Koshlakov Raid
| Date | 28 September 1628 |
| Location | Koshlakov town |
| Result | Chechen victory |

Belligerents
- Shatoy Federation: Cossacks of Koshlakov

Commanders and leaders
- Araslan Deki: Ataman Kuzem Lukov

Strength
- ~30: Unknown

Casualties and losses
- None: Heavy Many people KIA, WIA and POW; Many horses and other livestock captured;

= Koshlakov Raid =

1628 conflict in Koshlakov town

The Koshlakov Raid was an assault on the town of Koshlakov by Chechen highlanders from the Shatoy tribe, resulting in a victory for the raiders.

== History ==
=== Events ===
In the year 1627, two elders from a village with 20 households from the Shubut Confederation, (Note: Commonly known as the Shatoy/Shotoy. Known in Chechen as the Shuotoy) Lavarsan Yazyev and Zatyn Lavarsanov (apparently father and son) took an oath on the Quran in the Terki Fortress (As Terki was the Russian "capital" of the Caucasus at that time) to Tsar Mikhail I to remain loyal to the Tsardom of Russia, not attack Russian settlements and give 4 kuly (approx. 1300 litres) (Note: An old Russian unit of measurement. The exact amount of a kul may differ, but it's estimated to be between 200–400 litres.) of honey annually as a tax.

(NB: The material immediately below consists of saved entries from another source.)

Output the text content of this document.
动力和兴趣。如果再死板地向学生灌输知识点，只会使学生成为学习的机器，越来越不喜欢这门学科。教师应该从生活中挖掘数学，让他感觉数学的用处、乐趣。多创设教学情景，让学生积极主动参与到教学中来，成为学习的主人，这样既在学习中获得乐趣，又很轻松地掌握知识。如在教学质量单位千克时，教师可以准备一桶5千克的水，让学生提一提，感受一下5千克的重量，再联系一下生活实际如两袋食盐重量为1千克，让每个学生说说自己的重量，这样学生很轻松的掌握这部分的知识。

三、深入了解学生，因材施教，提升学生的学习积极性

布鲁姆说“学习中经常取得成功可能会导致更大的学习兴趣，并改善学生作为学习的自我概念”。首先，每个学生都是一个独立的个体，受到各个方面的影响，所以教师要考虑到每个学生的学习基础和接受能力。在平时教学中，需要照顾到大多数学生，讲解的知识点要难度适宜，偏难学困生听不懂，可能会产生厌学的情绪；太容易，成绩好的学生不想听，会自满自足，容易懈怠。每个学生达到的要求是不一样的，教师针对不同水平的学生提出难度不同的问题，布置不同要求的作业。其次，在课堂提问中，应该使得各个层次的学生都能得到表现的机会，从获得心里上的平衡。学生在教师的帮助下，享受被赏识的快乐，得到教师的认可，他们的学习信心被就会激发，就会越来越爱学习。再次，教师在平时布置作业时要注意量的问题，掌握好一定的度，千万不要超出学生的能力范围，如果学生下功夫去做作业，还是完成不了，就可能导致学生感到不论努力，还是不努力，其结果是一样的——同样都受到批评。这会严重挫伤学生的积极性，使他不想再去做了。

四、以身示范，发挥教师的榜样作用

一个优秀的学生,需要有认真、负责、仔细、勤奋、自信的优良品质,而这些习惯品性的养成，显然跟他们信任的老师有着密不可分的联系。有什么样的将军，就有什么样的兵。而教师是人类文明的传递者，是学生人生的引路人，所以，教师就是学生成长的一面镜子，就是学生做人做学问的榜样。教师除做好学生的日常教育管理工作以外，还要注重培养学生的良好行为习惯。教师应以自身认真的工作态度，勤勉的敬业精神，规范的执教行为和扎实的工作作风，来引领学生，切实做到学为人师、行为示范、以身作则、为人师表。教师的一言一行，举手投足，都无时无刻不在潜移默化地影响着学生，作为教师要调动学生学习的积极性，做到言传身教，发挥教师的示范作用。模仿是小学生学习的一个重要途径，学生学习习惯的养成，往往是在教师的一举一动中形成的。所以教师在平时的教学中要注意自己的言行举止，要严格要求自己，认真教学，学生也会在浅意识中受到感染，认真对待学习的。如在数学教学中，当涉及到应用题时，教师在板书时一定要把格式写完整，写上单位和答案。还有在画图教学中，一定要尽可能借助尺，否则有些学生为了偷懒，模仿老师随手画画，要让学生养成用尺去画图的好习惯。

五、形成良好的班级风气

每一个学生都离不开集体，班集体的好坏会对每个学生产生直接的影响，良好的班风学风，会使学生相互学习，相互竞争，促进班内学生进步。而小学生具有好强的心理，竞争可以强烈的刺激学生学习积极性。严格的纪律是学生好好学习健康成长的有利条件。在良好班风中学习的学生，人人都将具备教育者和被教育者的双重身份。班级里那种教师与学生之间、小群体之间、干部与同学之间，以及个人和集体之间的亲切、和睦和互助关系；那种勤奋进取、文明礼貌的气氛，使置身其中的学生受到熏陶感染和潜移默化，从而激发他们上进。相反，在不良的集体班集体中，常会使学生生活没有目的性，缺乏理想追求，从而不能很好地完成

Despite that however, a year later, on the 28th of September 1628, two men from the Shatoy tribe by the names Araslan and Deki, together with 30 fighters, launched an assault on the Cossack town of Koshlakov. According to the report, they killed many and wounded several others and captured many horses and other livestock. They also took several hostages.

Although the Shatoy people had violated their oath, Russian authorities urged the Terki administration not to respond with force and instead try to get the hostages back by negotiations. The cautiousness of the Russian authorities may indicate that Araslan and Deki were influential personalities among their people.

Additionally, according to the report, Lavarsan and Zatyn had also broken their oath, as they did not pay the agreed annual tribute and also conducted attacks on Russian and Cossack settlements.

=== Original report ===
The information on the attack was given by a Greben Cossack man by the name Ivash Grigoriev Sadovnikov, who was sent by Ataman (Note: Ataman is a title for a Cossack chief, captain, commander or ruler) Kuzem Lukov. He travelled to the Terki Fortress. In the letter to the Russian Tsar Mikhail I, written by the governors of the Terek Fortress, Prince Ivash Dashkov and Bogdash Priklonsky, it says:

To the sovereign Tsar and Grand Prince Mikhail Fyodorovich of all Russia, your humble servants Ivashko Dashkov and Bogdashko Priklonskoye bow their heads to you.

In the current year, 137 (1629 AD), (Note: Based on the Byzantine calendar. As mentioned, in the Gregorian calendar that year corresponds to 1629) on October 4th, from the Terek, from the town of Koshlakov, came the Greben Cossack Ivashko Grigoriev Sadovnikov, sent by Ataman Kuzemka Lukovka. During the interrogation, he told us that on September 28th, people from the Shibut tribe (Shatoy tribe), led by Araslanko and Dekitko, with about 30 men, attacked their town (Koshlakov). They killed many people, wounded others, and drove away horses and other livestock. Furthermore, those Shibut people had previously attacked your Majesty's people and raided towns.

We, your humble servants, called upon Prince Sholokh of Cherkassk and asked him if there were any hostages (Note: In the Caucasus, rulers or princes would give one or more of their children to the Russian Empire as a sign of their loyalty. These "hostages" were called Amanat.) from the Shibut people in the Terek town and if these Shibut people had sworn an oath to serve you, the great sovereign Tsar and Grand Prince Mikhail Fyodorovich of all Russia, and not to kill your Majesty's people.

Prince Sholokh of Cherkassk told us that there were no hostages from the Shibut tribe in the Terek town. He also mentioned that the Shibut people, Lavarsanko Yazyev and Zatyshko Lavarsanov, with a village with about 20 households, had sworn in the year 135 (1627 AD) to serve you, the great sovereign Tsar and Grand Prince Mikhail Fyodorovich of all Russia, to pay an annual tribute of four kuly of honey, and not to harm or rob your majesty's people. However, these Shibut people, Lavarsanko and Zatyshko, have broken their oath, stopped paying the tribute, and continue attacking your majesty's people and besieging the Cossack town.